Analytics Vidhya
Published in

Analytics Vidhya

ML11: Hands-On Line Chart with Python

Drawing a satisfactory line chart by matplotlib.pyplot

Read time: 15 minPics, data & Python code: https://bit.ly/2UZftXq

Visualization always comes first when it comes to ML/DS project. Visualization help get insights of a given dataset, and through EDA (exploratory data analysis) we rely on visualization and other manners to prepare for building a performant model.
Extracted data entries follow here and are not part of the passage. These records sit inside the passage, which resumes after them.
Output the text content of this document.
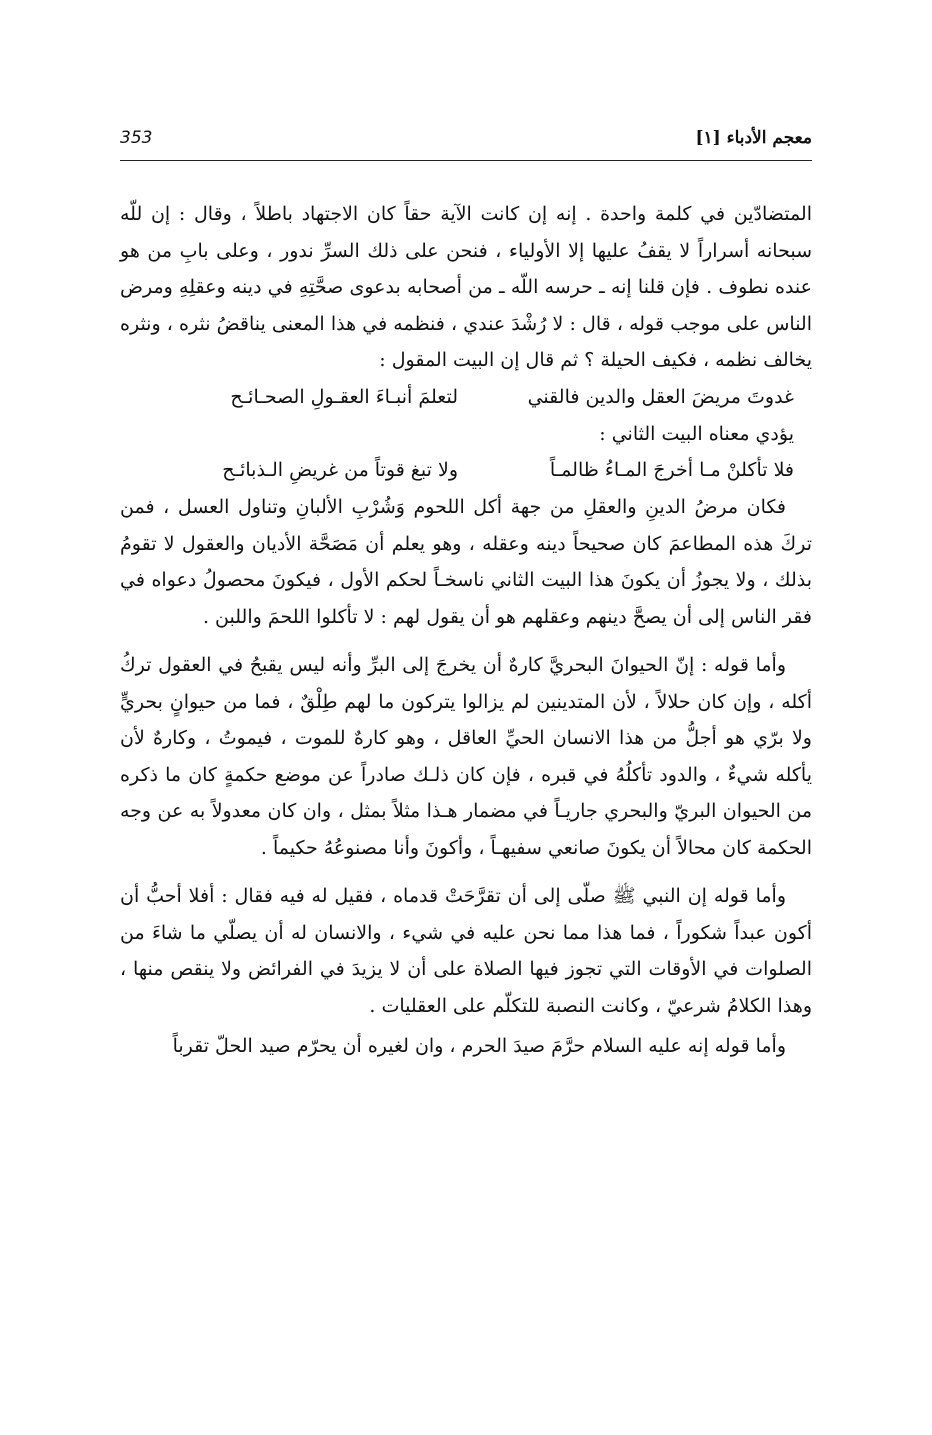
معجم الأدباء [١]
353

المتضادّين في كلمة واحدة . إنه إن كانت الآية حقاً كان الاجتهاد باطلاً ، وقال : إن للّه سبحانه أسراراً لا يقفُ عليها إلا الأولياء ، فنحن على ذلك السرِّ ندور ، وعلى بابِ من هو عنده نطوف . فإن قلنا إنه ـ حرسه اللّه ـ من أصحابه بدعوى صحَّتِهِ في دينه وعقلِهِ ومرض الناس على موجب قوله ، قال : لا رُشْدَ عندي ، فنظمه في هذا المعنى يناقضُ نثره ، ونثره يخالف نظمه ، فكيف الحيلة ؟ ثم قال إن البيت المقول :

غدوتَ مريضَ العقل والدين فالقني
لتعلمَ أنبـاءَ العقـولِ الصحـائـح

يؤدي معناه البيت الثاني :

فلا تأكلنْ مـا أخرجَ المـاءُ ظالمـاً
ولا تبغ قوتاً من غريضِ الـذبائـح

فكان مرضُ الدينِ والعقلِ من جهة أكل اللحوم وَشُرْبِ الألبانِ وتناول العسل ، فمن تركَ هذه المطاعمَ كان صحيحاً دينه وعقله ، وهو يعلم أن مَصَحَّة الأديان والعقول لا تقومُ بذلك ، ولا يجوزُ أن يكونَ هذا البيت الثاني ناسخـاً لحكم الأول ، فيكونَ محصولُ دعواه في فقر الناس إلى أن يصحَّ دينهم وعقلهم هو أن يقول لهم : لا تأكلوا اللحمَ واللبن .

وأما قوله : إنّ الحيوانَ البحريَّ كارهٌ أن يخرجَ إلى البرِّ وأنه ليس يقبحُ في العقول تركُ أكله ، وإن كان حلالاً ، لأن المتدينين لم يزالوا يتركون ما لهم طِلْقٌ ، فما من حيوانٍ بحريٍّ ولا برّي هو أجلُّ من هذا الانسان الحيِّ العاقل ، وهو كارهٌ للموت ، فيموتُ ، وكارهٌ لأن يأكله شيءٌ ، والدود تأكلُهُ في قبره ، فإن كان ذلـك صادراً عن موضع حكمةٍ كان ما ذكره من الحيوان البريّ والبحري جاريـاً في مضمار هـذا مثلاً بمثل ، وان كان معدولاً به عن وجه الحكمة كان محالاً أن يكونَ صانعي سفيهـاً ، وأكونَ وأنا مصنوعُهُ حكيماً .

وأما قوله إن النبي ﷺ صلّى إلى أن تقرَّحَتْ قدماه ، فقيل له فيه فقال : أفلا أحبُّ أن أكون عبداً شكوراً ، فما هذا مما نحن عليه في شيء ، والانسان له أن يصلّي ما شاءَ من الصلوات في الأوقات التي تجوز فيها الصلاة على أن لا يزيدَ في الفرائض ولا ينقص منها ، وهذا الكلامُ شرعيّ ، وكانت النصبة للتكلّم على العقليات .

وأما قوله إنه عليه السلام حرَّمَ صيدَ الحرم ، وان لغيره أن يحرّم صيد الحلّ تقرباً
This data is the word counts of FOMC minutes from 1993/01 ~ 2020/09 after data selection and data pre-processing (by me), along with the Fed fund rate change after each FOMC. FOMC minute is released 3 weeks after every FOMC meeting. The data sources come from FOMC minutes & FOMC’s target federal funds rate or range, change (basis points) and level.

(1) Importance of Visualization in a ML/DS Project

… that very different Machine Learning algorithms, including fairly simple ones, performed almost identically well on a complex problem of natural language disambiguation once they were given enough data. [1]

There are a couple of main challenges of machine learning as follows: [1]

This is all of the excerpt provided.